In fact, teachers who entered the highest-need schools through scholarships turned out to be 9 percentage points less likely to stay in their schools than other new teachers, and teachers who had been fully certified in math or science were half as likely to stay as teachers certified in other content areas.
In part, this could be because science teachers in highly sought content areas could be tempted to go to other schools or other STEM careers, but Templeton said many of the teachers were not leaving education, but were moving into non-instructional roles, such as curriculum designer or teacher mentor.
“We’re taking the best teachers out of the classroom deliberately and putting them into middle management,” she said, arguing that school leaders should consider ways to allow effective science teachers to develop professionally while continuing to teach.
Support for professional goals
In a separate series of studies of science teacher retention across four states from 2007-18, schools that retained their new teachers were more likely to involve existing science and math teachers in their hiring decisions, and to provide opportunities for content teachers to learn together professionally—not just work together on coordinating lesson plans.
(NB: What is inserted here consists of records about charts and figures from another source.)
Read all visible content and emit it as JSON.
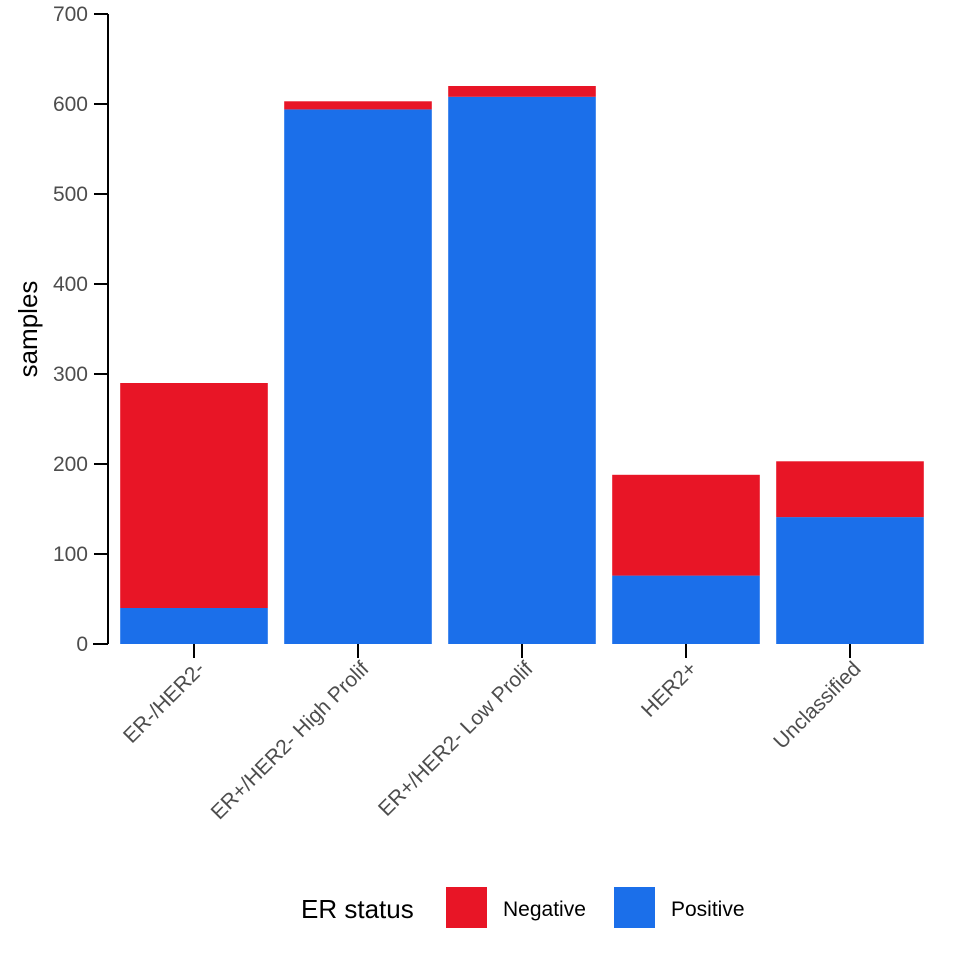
{
  "chart_data": {
    "type": "bar",
    "stacked": true,
    "categories": [
      "ER-/HER2-",
      "ER+/HER2- High Prolif",
      "ER+/HER2- Low Prolif",
      "HER2+",
      "Unclassified"
    ],
    "series": [
      {
        "name": "Positive",
        "values": [
          40,
          594,
          608,
          76,
          141
        ]
      },
      {
        "name": "Negative",
        "values": [
          250,
          9,
          12,
          112,
          62
        ]
      }
    ],
    "ylabel": "samples",
    "xlabel": "",
    "ylim": [
      0,
      700
    ],
    "yticks": [
      0,
      100,
      200,
      300,
      400,
      500,
      600,
      700
    ],
    "legend": {
      "title": "ER status",
      "position": "bottom",
      "entries": [
        "Negative",
        "Positive"
      ]
    },
    "colors": {
      "Negative": "#e81526",
      "Positive": "#1b6fea"
    },
    "grid": false
  }
}
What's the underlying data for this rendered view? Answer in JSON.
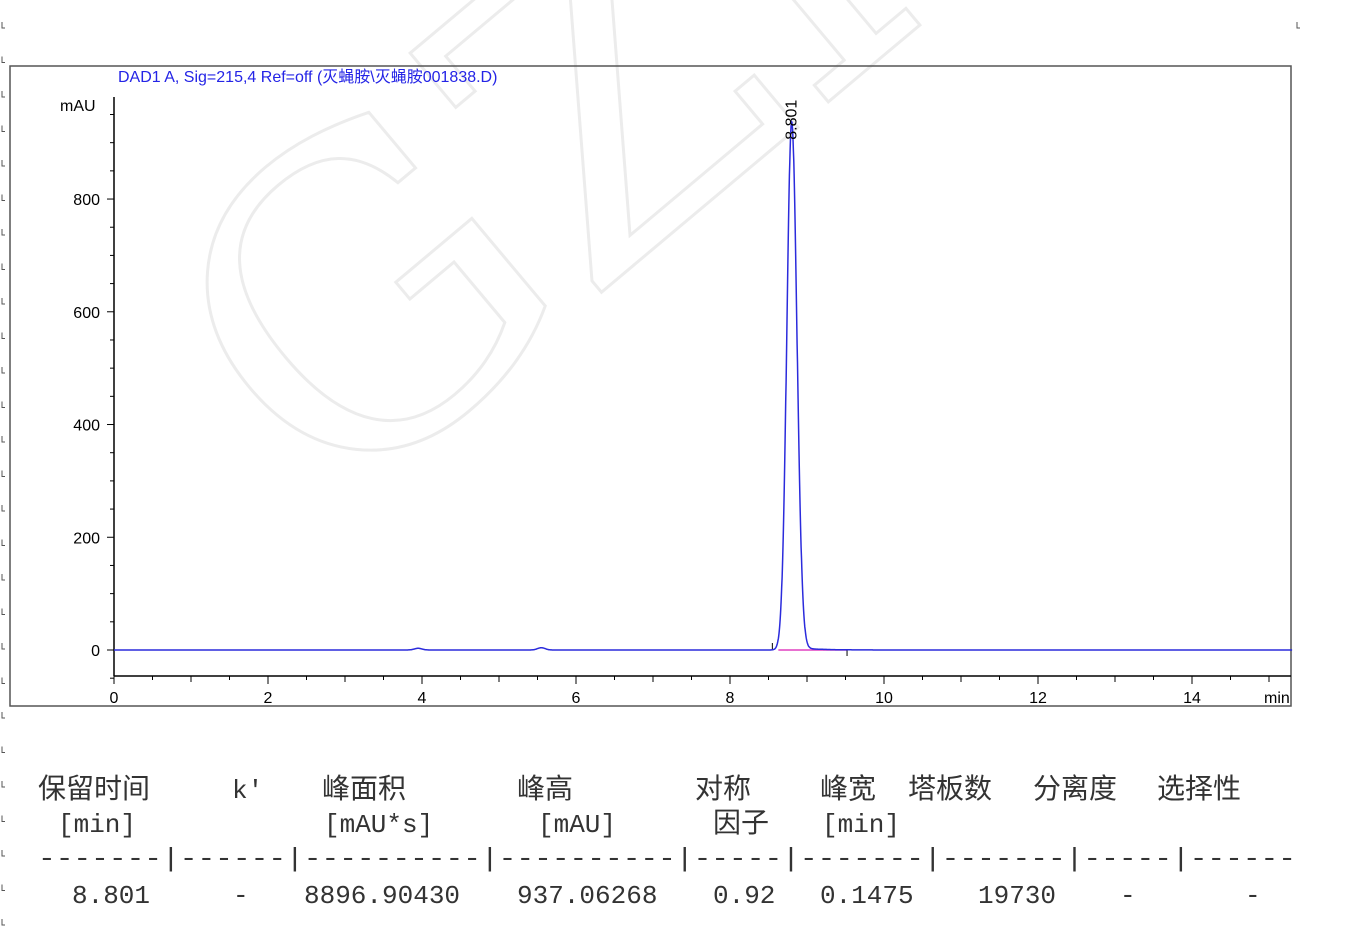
{
  "chart_data": {
    "type": "line",
    "title": "DAD1 A, Sig=215,4 Ref=off (灭蝇胺\\灭蝇胺001838.D)",
    "ylabel": "mAU",
    "xlabel": "min",
    "xlim": [
      0,
      15.3
    ],
    "ylim": [
      -100,
      981
    ],
    "xticks": [
      0,
      2,
      4,
      6,
      8,
      10,
      12,
      14
    ],
    "yticks": [
      0,
      200,
      400,
      600,
      800
    ],
    "grid": false,
    "line_color": "#2b2bdc",
    "baseline_color": "#e040c0",
    "peaks": [
      {
        "retention_time": 8.801,
        "height": 937.06268,
        "width": 0.1475,
        "label": "8.801"
      },
      {
        "retention_time": 3.95,
        "height": 3
      },
      {
        "retention_time": 5.55,
        "height": 4
      }
    ],
    "integration_range": [
      8.55,
      9.52
    ]
  },
  "watermark": "GZHE",
  "table": {
    "headers": [
      "保留时间",
      "k'",
      "峰面积",
      "峰高",
      "对称",
      "峰宽",
      "塔板数",
      "分离度",
      "选择性"
    ],
    "header_line2": [
      "因子"
    ],
    "units": [
      "[min]",
      "[mAU*s]",
      "[mAU]",
      "[min]"
    ],
    "separator": "-------|------|----------|----------|-----|-------|-------|-----|------",
    "row": [
      "8.801",
      "-",
      "8896.90430",
      "937.06268",
      "0.92",
      "0.1475",
      "19730",
      "-",
      "-"
    ]
  }
}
Larkin of Montclair State University and his colleagues looked at science teacher turnover in high-need schools in North Carolina, New Jersey, Pennsylvania, and Wisconsin, particularly for teachers of color. While teachers who stayed in their initial school did mention practical considerations like salary or their average commuting time, the districts that proved most effective at retaining STEM teachers, particularly teachers of color, were those that focused on ensuring new teachers were a good fit with their schools and felt they had strong professional communities to rely on at school.
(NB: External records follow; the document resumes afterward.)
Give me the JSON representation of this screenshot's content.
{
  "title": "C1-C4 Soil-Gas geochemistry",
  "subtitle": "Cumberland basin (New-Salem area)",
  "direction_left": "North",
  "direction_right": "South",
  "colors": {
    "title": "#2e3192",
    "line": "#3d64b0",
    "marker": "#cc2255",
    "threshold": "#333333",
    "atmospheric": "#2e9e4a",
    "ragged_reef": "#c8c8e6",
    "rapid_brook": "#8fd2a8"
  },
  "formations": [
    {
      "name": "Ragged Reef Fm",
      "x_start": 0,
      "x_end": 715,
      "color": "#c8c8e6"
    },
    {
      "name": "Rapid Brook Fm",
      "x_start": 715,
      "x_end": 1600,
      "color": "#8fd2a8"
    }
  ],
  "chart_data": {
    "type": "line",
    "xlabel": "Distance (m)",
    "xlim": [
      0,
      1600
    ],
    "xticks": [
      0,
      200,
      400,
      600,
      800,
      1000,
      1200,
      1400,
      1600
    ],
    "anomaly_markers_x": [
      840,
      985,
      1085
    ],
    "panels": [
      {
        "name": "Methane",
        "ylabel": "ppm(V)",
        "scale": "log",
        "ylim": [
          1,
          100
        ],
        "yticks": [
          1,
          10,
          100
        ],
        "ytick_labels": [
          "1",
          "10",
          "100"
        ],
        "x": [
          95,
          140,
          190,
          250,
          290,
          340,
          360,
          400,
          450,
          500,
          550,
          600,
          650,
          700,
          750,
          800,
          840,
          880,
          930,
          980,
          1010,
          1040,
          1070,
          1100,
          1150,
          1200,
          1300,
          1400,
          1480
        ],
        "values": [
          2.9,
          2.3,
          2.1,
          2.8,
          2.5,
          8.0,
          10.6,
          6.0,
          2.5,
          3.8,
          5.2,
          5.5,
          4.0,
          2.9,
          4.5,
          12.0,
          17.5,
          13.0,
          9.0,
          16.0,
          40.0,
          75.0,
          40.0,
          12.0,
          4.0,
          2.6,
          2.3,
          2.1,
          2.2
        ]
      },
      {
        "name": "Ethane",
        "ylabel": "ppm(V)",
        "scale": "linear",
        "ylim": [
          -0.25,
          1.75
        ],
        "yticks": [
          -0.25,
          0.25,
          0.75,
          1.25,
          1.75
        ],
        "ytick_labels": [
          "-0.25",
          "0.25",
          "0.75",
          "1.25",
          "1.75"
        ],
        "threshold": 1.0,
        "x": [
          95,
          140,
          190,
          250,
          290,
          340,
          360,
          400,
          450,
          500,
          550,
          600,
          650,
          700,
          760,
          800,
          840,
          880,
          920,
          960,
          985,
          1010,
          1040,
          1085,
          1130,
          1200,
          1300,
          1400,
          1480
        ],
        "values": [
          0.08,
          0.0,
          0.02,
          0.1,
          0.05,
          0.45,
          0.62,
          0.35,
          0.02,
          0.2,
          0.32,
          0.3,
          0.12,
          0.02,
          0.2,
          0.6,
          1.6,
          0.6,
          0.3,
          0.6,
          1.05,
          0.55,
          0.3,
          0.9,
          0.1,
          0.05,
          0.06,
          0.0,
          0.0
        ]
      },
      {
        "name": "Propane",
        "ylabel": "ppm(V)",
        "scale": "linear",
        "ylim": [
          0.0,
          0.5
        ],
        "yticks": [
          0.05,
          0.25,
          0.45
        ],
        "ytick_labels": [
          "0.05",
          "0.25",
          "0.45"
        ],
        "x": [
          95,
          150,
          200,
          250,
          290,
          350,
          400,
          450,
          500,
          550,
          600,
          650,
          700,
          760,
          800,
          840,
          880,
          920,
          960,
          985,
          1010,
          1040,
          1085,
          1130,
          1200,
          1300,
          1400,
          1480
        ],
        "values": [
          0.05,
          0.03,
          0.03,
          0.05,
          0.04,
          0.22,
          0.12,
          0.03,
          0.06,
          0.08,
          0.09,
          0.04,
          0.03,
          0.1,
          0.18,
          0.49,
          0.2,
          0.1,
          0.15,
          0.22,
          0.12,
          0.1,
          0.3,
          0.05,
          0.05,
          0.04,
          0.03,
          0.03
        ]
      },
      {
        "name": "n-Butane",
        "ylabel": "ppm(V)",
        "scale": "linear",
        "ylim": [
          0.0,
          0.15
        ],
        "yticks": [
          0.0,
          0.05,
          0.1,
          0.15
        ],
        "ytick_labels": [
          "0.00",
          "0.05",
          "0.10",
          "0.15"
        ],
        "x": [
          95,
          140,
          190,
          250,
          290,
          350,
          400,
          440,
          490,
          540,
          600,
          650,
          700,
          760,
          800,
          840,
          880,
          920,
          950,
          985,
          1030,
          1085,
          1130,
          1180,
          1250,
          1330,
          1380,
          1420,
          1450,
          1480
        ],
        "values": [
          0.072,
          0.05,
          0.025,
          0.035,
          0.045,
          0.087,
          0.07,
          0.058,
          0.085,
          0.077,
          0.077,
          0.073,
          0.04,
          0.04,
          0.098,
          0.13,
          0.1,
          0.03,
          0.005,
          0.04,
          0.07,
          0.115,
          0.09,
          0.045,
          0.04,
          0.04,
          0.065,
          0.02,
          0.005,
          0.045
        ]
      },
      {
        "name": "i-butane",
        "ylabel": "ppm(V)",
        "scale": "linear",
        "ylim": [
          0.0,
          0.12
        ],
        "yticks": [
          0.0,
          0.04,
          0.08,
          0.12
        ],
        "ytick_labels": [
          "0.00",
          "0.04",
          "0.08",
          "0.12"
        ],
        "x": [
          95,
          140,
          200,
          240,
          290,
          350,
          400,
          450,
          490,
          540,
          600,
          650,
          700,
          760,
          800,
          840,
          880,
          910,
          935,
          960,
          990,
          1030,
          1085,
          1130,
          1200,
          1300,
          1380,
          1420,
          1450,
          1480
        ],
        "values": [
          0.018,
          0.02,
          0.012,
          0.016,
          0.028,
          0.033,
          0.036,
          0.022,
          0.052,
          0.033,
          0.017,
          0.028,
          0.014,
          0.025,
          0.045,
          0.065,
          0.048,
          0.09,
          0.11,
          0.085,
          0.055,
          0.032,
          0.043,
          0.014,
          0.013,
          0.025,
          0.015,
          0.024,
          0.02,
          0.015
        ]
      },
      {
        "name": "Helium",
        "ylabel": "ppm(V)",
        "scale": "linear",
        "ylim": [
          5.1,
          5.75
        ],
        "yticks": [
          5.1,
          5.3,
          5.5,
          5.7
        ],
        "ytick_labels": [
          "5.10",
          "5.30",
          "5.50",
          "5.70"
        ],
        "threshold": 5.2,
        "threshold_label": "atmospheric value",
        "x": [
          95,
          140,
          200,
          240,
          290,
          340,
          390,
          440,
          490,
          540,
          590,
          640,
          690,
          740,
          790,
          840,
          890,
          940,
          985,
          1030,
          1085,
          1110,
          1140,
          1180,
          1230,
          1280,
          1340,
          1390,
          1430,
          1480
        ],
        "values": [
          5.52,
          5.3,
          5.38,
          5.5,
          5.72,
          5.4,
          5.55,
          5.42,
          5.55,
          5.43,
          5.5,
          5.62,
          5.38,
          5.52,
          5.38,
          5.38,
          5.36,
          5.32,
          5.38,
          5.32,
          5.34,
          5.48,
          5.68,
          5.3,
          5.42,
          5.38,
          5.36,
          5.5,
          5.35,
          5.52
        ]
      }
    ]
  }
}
“Even if there’s somebody assigned to a new teacher as a kind of mentor, the whole science department is the true mentor,” Larkin said. “Again and again, we saw that people [who stayed in their schools] were able to make connections with other people in content—-places where there were large departments, or people had [professional learning community] opportunities to get help with their content by connecting with others.”
The researchers also found that older teachers, who had just started teaching after careers in other STEM fields, were not likelier to stay than other new teachers. They were often given the same supports as any new teacher, but Larkin said mid-career-switching teachers tended to need different supports from new teachers coming directly from college. While they had more content background and experience, they often had less understanding of pedagogical and classroom management approaches.
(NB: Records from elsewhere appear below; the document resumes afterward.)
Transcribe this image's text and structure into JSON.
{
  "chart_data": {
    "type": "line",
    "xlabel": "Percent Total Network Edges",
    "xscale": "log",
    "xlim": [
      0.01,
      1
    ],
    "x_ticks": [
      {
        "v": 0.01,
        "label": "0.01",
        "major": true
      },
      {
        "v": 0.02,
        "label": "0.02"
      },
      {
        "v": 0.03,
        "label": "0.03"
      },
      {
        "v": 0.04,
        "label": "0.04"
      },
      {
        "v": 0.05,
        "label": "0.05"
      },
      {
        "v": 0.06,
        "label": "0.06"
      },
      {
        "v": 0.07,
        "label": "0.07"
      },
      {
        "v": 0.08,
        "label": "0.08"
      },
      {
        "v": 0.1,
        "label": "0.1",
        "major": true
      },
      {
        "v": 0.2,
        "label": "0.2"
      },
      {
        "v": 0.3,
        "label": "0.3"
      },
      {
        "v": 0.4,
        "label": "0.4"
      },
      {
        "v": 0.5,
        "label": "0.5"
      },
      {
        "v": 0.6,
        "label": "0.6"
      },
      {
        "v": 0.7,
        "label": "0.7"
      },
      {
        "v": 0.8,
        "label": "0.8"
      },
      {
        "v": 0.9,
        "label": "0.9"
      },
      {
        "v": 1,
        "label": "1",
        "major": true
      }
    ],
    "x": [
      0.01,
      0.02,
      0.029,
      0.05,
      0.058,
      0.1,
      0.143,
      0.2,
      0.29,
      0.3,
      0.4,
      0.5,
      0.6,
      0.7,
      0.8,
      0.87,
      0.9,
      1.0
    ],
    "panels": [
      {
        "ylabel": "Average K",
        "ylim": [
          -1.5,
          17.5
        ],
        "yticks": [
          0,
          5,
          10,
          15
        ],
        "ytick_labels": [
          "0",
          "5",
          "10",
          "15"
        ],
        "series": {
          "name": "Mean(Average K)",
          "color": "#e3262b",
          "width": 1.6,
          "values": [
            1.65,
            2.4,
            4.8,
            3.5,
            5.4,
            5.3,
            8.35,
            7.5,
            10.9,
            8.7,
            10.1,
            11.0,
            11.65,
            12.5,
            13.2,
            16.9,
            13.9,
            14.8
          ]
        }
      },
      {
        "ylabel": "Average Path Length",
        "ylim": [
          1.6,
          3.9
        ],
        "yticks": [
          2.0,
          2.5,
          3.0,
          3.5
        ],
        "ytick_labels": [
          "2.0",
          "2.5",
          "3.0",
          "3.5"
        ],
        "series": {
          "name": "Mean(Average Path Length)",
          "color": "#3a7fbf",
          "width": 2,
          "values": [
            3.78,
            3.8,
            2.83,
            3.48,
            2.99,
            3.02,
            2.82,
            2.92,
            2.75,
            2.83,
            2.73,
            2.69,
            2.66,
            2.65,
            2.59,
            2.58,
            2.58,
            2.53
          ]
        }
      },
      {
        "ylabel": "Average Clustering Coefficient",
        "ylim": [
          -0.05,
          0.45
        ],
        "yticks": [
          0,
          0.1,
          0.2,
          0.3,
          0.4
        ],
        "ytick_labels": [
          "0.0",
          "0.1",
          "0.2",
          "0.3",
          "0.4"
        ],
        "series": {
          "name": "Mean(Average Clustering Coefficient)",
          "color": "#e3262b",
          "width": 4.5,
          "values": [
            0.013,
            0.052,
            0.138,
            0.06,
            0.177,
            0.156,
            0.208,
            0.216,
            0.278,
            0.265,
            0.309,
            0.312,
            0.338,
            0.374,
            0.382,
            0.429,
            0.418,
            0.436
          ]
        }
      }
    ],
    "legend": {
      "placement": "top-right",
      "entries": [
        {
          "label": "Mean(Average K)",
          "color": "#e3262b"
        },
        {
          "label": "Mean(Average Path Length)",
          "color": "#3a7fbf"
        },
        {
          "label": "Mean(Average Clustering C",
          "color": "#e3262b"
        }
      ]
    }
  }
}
Larkin’s study, like some prior research, found STEM teachers were more likely to continue teaching if they felt they were continuing to develop in their science fields of study as well as in education.
“Personal career goals matter, particularly for science teachers,” Larkin said. “Teaching is a profession that requires constant professional development, and we can’t expect them to grow without watering them. We expect it of [science teachers] when we would never expect it of doctors.”